On Mon, May 28, 2018 at 09:17:51AM +0200, Peter Zijlstra wrote:
> On Sun, May 27, 2018 at 10:19:36PM -0700, Joel Fernandes wrote:
> 
> > > +static inline void __rt_mutex_lock(struct rt_mutex *lock, unsigned int 
> > > subclass)
> > > +{
> > > + might_sleep();
> > > +
> > > + mutex_acquire(&lock->dep_map, subclass, 0, _RET_IP_);
> > > + rt_mutex_fastlock(lock, TASK_UNINTERRUPTIBLE, rt_mutex_slowlock);
> > > +}
> > > +
> > > +#ifdef CONFIG_DEBUG_LOCK_ALLOC
> > > +/**
> > > + * rt_mutex_lock_nested - lock a rt_mutex
> > 
> > This ifdef seems consistent with other nested locking primitives, but its
> > kind of confusing.
> > 
> > The Kconfig.debug for DEBUG_LOCK_ALLOC says:
> > 
> > config DEBUG_LOCK_ALLOC
> >     bool "Lock debugging: detect incorrect freeing of live locks"
> >     [...]
> >     help
> >      This feature will check whether any held lock (spinlock, rwlock,
> >      mutex or rwsem) is incorrectly freed by the kernel, via any of the
> >      memory-freeing routines (kfree(), kmem_cache_free(), free_pages(),
> >      vfree(), etc.), whether a live lock is incorrectly reinitialized via
> >      spin_lock_init()/mutex_init()/etc., or whether there is any lock
> >      held during task exit.
> > 
> > Shouldn't this ideally be ifdef'd under PROVE_LOCKING for this and other
> > locking primitives?
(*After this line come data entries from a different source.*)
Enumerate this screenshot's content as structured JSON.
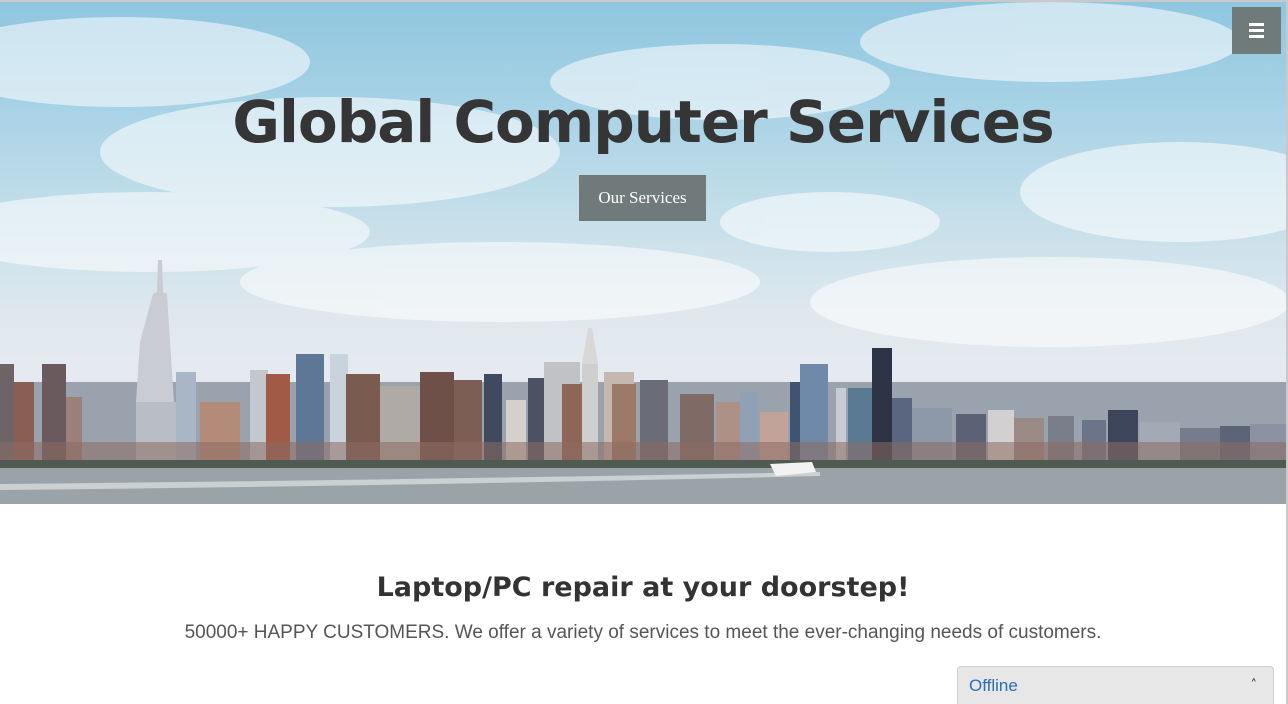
{
  "hero": {
    "title": "Global Computer Services",
    "button_label": "Our Services"
  },
  "header": {
    "menu_icon": "hamburger-icon"
  },
  "intro": {
    "heading": "Laptop/PC repair at your doorstep!",
    "text": "50000+ HAPPY CUSTOMERS. We offer a variety of services to meet the ever-changing needs of customers."
  },
  "chat": {
    "status": "Offline",
    "icon": "chevron-up-icon"
  },
  "colors": {
    "button_bg": "#707a7a",
    "chat_status": "#2a6fb6",
    "title": "#353535"
  }
}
Any idea what's the reason? I know PROVE_LOCKING selects
> > DEBUG_LOCK_ALLOC but still..
> 
> No, the reason is that DEBUG_LOCK_ALLOC needs the lockdep hooks to know
> which locks are held, so it can warn when we try and free a held one.
> PROVE_LOCKING builds upon that.
> 
> The the locking primitives should key off of DEBUG_LOCK_ALLOC for
> introducing the hooks.

Got it, thanks for the clarification Peter!